Sarah (Toni Scanlon), a 60s-plus playwright, has written the role of Virginia in The Second Woman according to her own lived experience of ageing. Basically: Unlike men, women do not improve with age and, if wise, when middle-aged, will graciously accept a minor role in life – and if lucky on stage. Also, when they’re over 60, they will agree to become invisible altogether. A sad story but while Myrtle (Leeanna Walsman) – middle-aged actor and heavy drinker, cast as Virginia – needs the role, she is conflicted about performing the part of a once in-demand actor who has lost her sense of personal autonomy.
The play opens with a play within the play as Virginia – uninvited – visits Maurice (Anthony Harkin) a former lover. Her appearance at the door wearing an iconic raincoat and sporting very blonde hair is hackneyed as is the predictable moment when she flings it aside to reveal a skimpy, black sequinned dress which she had – yes, really – worn at the height of their passionate affair 16 years ago. Wanting to revive a past in which she was desired and valued, she is humiliated and slapped by the now married, successful, well-off Maurice.
As Myrtle, she rejects the idea of accepting humiliation on stage but, doubting herself, she mourns her younger self that would have been more fearless and more competitive in the face of the ambitions of her male co-star. That self is referenced in the 19-year-old Nancy (Caitlin Burley) who adores the star with a youthful passion and who Myrtle imagines she has killed by thrusting her accidentally into the path of car just as she, herself, is being crushed by denial of who she is.
Versions of herself haunt and distract her as the unlikable director, Manny (Luke Mullins), bullies her and the apparently omniscient Sara invalidates Myrtle’s insistence that she, unlike Virginia, has a sense of self and cannot get into the part the script prescribes.
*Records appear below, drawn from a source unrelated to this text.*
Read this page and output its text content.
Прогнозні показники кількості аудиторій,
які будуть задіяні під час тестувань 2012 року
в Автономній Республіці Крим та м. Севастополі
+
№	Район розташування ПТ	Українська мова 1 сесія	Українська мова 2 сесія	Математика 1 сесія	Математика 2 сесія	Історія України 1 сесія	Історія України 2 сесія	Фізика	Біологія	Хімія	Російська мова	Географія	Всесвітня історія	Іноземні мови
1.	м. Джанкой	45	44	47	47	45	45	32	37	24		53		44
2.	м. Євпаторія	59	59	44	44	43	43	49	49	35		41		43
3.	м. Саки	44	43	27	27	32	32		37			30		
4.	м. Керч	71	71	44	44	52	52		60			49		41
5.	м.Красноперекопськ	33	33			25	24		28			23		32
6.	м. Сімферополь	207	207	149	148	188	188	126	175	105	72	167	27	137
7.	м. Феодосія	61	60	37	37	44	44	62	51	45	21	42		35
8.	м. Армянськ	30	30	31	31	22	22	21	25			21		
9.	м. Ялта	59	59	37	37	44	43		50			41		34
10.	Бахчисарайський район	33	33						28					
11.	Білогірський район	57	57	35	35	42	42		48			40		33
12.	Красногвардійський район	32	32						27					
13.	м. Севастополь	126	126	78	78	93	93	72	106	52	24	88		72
Her inability to learn text she doesn’t believe in – a text that is “hopeless” – is resolved on opening night when Myrtle takes charge to the delight of the Belvoir audience. They have always been on her side along with Myrtle’s young dresser Kelly (Jing-Yuan Chan) because they know that it is Manny and Sarah who are the dinosaurs.
There is always the risk when adapting a success from the past that the new version will be less impactful despite the high quality of the present cast. Licciardello’s play is not challenging misogyny – both the male and female versions – but having the audience realise the extent to which they reject it. The final and very dynamic uplift is what they expect.